China’s railway administration has asked the government to approve a $584bn five-year construction programme, according sources close to the discussions, who were reported in Bloomberg today.

The National Railway Administration estimates that this budget would be sufficient to build 30,000km of track, which compares with the $550bn that the government spent on new rail track in the  2011-15 five-year plan.

According to Caixin Media, the strategic goal is to create a high-speed link between all cities with a population greater than 200,000. This will involve manufacturing 44 bullet trains and building 5,000km of high-speed lines.

Priority will be given to the economic hubs of Beijing, Tianjin and neighboring Hebei Province; the Yangtze River Delta; and the Pearl River Delta.

Six lines will be built in the relatively undeveloped central and western regions of the country. According to Caixin, the government wants to build a 90,000km network in those regions by the end of 2020.

The arguments in favour of continuing the pace of rail construction include the need to maintain demand in the internal economy, and the fact that in some respects China’s rail network is small relative to its population and land area

Another $120bn will be spent on research, new train carriages and equipping all trains with air conditioning.

Bloomberg’s sources said that the proposed budget would be questioned by the government as the Chinese rail system has a debt load of more than $600bn.

Further spending is likely to involve administrative reform to streamline the Chinese rail system, both to improve the efficiency of the domestic sector and to enhance the industry’s ability to compete in an increasingly cut-throat international market.

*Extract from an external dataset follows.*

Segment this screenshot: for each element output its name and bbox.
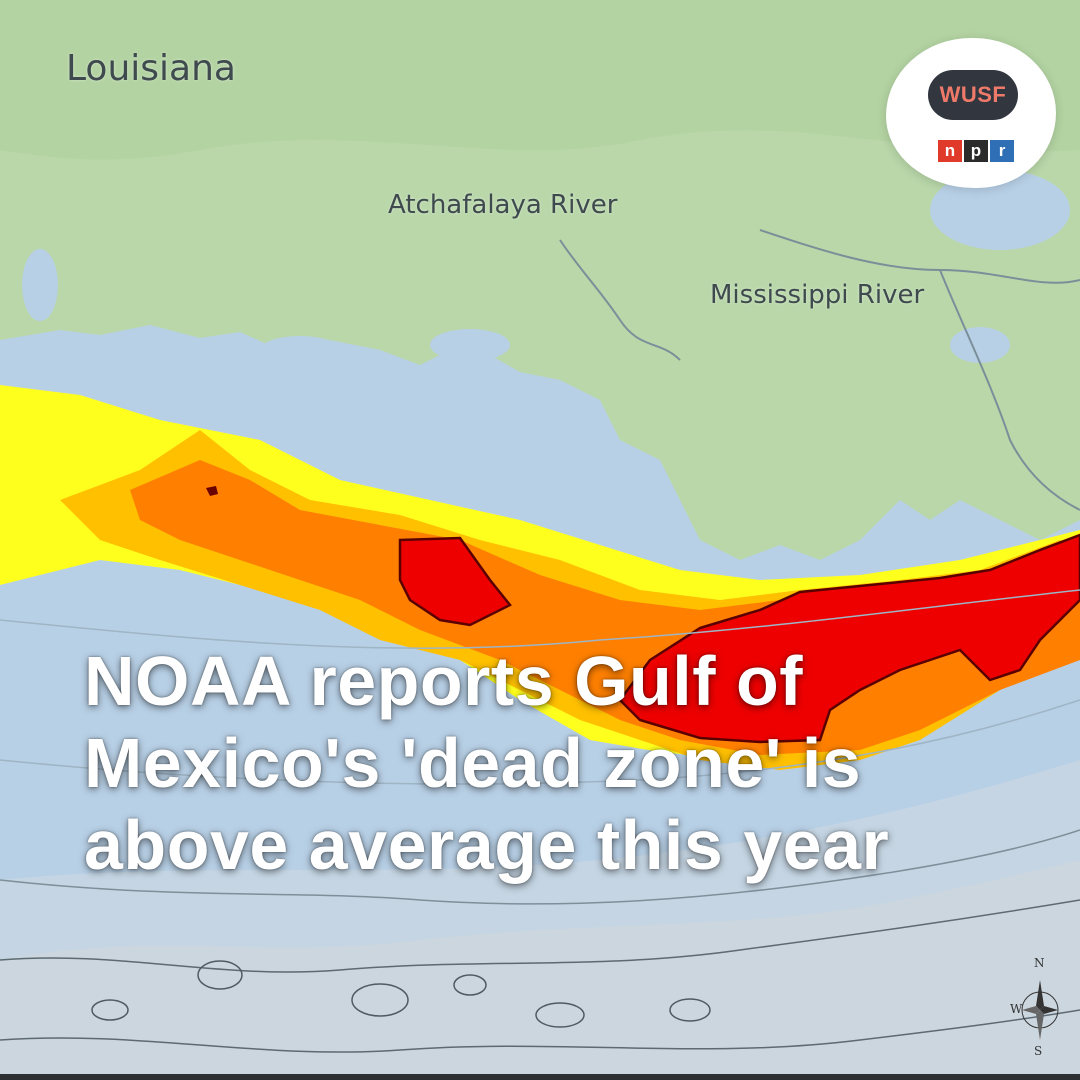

Last May, the country’s two main train-makers, the CNR and CSR Corporations, merged to create CRRC, which is more than twice as large as its nearest competitor.

The arguments in favour of continuing the pace of rail construction include the need to maintain demand in the internal economy, and the fact that in some respects China’s rail network is small relative to its population and land area.

China’s 121,000km network, almost half of which is electrified, is the second only to the US, which has 225,000km. But although China’s rail system moves 2.6 billion tonnes of freight a year, more than twice as much as America’s, rail still accounts for less than a third of total freight miles.

Compared with other very large countries, rail has a relatively low share of freight transportation: in terms of tonne kilometres per capita China’s railways move about a fifth as much freight as the US, Canada and Russia.